Construct pM2155 is expressed at systemic sites in vivo. All of the constructs were tested in C57BL/6 for GFP expression at the systemic sites monitored after cecal colonization. (A) Cecal PFA sections were stained for immunofluorescence microscopy of the lamina propria. Shown are the counts of all of the GFP-expressing bacteria in the lamina propria. *, P < 0.05 (unpaired t test with Welch's correction). (B) Immunofluorescence staining of the lamina propria (i), spleen (ii), liver (iii), and MLN (iv) showing GFP-expressing strain M1525/pM2155. Bacteria expressing GFP at the host tissue sites are shown in the insets of all immunofluorescence images.

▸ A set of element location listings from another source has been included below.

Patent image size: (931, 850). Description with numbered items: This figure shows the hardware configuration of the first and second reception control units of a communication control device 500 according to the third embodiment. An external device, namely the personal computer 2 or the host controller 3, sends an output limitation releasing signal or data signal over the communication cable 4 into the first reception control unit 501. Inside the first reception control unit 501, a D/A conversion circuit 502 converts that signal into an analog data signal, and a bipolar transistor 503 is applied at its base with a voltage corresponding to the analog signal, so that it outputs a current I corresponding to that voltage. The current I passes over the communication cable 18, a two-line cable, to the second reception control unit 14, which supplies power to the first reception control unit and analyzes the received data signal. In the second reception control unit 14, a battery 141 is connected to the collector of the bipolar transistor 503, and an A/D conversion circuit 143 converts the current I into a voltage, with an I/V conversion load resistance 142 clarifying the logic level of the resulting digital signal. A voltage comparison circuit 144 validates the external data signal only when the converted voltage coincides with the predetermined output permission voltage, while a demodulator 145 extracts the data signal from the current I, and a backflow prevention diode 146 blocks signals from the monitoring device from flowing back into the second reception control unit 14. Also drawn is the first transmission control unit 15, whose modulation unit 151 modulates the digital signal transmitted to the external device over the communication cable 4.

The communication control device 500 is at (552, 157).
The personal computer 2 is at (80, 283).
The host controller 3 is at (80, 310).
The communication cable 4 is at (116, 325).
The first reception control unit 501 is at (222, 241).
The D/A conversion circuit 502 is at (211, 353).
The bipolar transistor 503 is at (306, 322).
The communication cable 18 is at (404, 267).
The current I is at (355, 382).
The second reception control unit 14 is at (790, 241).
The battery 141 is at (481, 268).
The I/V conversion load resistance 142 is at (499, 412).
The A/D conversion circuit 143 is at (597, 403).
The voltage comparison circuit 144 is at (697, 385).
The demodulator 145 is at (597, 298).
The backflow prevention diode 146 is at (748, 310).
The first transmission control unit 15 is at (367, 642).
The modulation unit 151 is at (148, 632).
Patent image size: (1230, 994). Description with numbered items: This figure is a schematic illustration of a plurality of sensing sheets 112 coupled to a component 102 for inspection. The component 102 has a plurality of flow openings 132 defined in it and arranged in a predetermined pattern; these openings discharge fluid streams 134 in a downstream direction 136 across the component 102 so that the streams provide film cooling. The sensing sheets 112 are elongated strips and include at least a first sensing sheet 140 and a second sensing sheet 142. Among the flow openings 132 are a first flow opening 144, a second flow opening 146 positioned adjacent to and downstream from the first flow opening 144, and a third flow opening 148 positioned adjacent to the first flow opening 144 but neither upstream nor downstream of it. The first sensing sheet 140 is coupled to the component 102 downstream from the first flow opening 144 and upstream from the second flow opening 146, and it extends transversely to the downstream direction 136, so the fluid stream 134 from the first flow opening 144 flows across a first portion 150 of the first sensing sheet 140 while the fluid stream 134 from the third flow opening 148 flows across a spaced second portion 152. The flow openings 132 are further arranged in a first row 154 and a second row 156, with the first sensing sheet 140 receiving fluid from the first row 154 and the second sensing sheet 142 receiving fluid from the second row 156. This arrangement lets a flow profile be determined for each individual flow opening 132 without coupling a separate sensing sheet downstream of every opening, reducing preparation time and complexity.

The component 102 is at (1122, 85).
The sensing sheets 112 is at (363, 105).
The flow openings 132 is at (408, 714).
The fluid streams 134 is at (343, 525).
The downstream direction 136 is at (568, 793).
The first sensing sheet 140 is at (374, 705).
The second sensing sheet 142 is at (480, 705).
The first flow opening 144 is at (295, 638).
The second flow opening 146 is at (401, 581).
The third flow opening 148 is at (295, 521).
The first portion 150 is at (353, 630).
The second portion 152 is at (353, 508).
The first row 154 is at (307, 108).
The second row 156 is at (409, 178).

Bars, 15 μm.

Fig 4

Strain Z290 colonizes efficiently in vivo. Different groups of streptomycin-pretreated C57BL/6 mice were infected with S. Enteritidis strain M1511 (SPI-1 deficient), S. Typhimurium strain SB566 (SPI-1 deficient), and S. enteritidis strain Z290 (SPI-1 deficient, SEN1140::cat). The cecum (A), MLN (B), spleen (C), and liver (D) were isolated at day 2 p.i., and the CFU in each organ were enumerated. P > 0.05 for Z290 versus the other strains.

Fig 5

Deletion of the SEN1140 gene lowers inflammation in the absence of TTSS1. The mouse groups shown in Fig. 4 were also analyzed for secretion of lipocalin 2 as a marker of cecal inflammation. (A) Fecal samples were collected from each group of mice at 12 and 24 h p.i. and suspended in sterile PBS, and the lipocalin 2 concentrations in the supernatants of fecal samples were estimated by ELISA. (B) Cecum sections from each group of mice were examined to determine pathoscores. (C) PFA sections of mouse cecum were stained for immunofluorescence microscopy, and the number of CFU of each strain expressing GFP in the lamina propria was determined. (D to F) H&E-stained representative cecum sections from each group of mice showing induced cecal inflammation: D, S. Enteritidis strain M1511 (SPI-1 deficient); E, S. Typhimurium strain SB566 (SPI-1 deficient; F, S. Enteritidis strain Z290 (SPI-1 deficient, SEN1140::cat). L, lumen; Lp, lamina propria; S, submucosal edema. Bars, 200 μm.